My mother is a trained fashion designer from Germany, and by teaching me how to sew, she helped me appreciate all kinds of fabric and their history. She was born before World War 2 started and her family were war resisters, friends and allies of Jewish families. They were forced to flee Eastern Germany. Her country doesn’t exist anymore, because it’s now part of Poland.

As African Americans, we have much working against us in the United States that makes it hard to show our worth and make it in the world. Protests make the news, but that kind of activism is a part of our daily lives. Every day we wake up and have to face danger. We have no idea what’s going to happen that day because of being African American. Taking the Clemente Course, you realize we aren’t the only people going through this, but we are the only people who’ve been here for 400 years who are going through this. We are feeling the ramifications of slavery 400 years later.

I always say that you can’t complain unless you vote. I feel the same about Black Lives Matter and protest. I am a peaceful protester. I have collaborated with other artists to create two quilts that were made specifically to peacefully advocate against state sanctioned violence. The story quilts that I create are to protest against social injustices and to make people aware of the many BIPOC in the United States and the African diaspora who have yet to be acknowledged in the history textbooks in our public schools in America.

BIO

Susi Ryan is an author, lecturer, fiber artist and activist for social justice. She is the co-founder and current president of Sisters In Stitches Joined By The Cloth, Inc. www.sistersinstitches.org. She is an associate of Inspired By Courage founded by Regina Mason and a State Representative for HACSA, History and Cultural Society of Africa and it’s diaspora, founded by Johanna Svlankier, in Ghana. Susi is also a member of CSA (Community Supported Agriculture) and works as a farm share worker at Cotyledon organic vegetable farm.

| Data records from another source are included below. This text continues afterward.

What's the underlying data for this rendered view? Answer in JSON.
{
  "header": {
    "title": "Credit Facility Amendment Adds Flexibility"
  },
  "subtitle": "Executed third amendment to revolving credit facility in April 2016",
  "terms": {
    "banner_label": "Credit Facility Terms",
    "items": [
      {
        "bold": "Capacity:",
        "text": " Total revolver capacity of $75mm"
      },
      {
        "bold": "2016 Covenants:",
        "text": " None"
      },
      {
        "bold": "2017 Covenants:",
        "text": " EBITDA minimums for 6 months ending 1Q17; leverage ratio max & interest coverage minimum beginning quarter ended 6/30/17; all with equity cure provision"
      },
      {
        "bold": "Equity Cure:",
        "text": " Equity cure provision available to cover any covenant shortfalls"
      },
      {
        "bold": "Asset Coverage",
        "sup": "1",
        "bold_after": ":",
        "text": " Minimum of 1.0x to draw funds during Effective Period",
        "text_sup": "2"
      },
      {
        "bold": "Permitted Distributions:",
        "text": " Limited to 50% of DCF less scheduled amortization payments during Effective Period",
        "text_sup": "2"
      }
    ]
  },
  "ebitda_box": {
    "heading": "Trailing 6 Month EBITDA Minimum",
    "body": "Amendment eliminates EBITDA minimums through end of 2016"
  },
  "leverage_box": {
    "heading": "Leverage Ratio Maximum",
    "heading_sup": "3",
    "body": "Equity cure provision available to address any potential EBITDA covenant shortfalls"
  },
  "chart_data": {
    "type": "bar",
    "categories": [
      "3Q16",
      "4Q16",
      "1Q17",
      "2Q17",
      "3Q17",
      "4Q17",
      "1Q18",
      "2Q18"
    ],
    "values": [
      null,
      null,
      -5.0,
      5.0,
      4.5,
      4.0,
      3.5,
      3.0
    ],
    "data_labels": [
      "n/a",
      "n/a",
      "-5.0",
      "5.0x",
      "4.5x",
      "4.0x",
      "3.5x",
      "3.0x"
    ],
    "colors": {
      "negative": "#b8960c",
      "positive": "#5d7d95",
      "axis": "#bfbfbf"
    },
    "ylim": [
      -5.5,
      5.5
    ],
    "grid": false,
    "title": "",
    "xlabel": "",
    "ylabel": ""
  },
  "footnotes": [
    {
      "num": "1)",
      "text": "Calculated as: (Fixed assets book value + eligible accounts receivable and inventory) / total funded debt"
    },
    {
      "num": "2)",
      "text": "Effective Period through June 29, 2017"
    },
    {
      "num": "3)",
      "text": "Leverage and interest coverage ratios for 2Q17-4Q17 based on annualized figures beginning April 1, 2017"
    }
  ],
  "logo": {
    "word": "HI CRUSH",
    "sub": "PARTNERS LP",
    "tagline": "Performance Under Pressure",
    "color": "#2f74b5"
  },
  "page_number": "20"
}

Susi has been married to her husband, Robert, for 40 years this May. She has one daughter and one grandson. Susi was born in Hartford, Connecticut, but her family moved to Martha’s Vineyard in the early 1960’s and eventually to Worcester, MA. She graduated from Burncoat High School and has studied at UMASS Dartmouth, Quinsigamond Community College and Clark University. She is a 2019-2020 Clemente graduate and Worcester Clemente Advisory board member.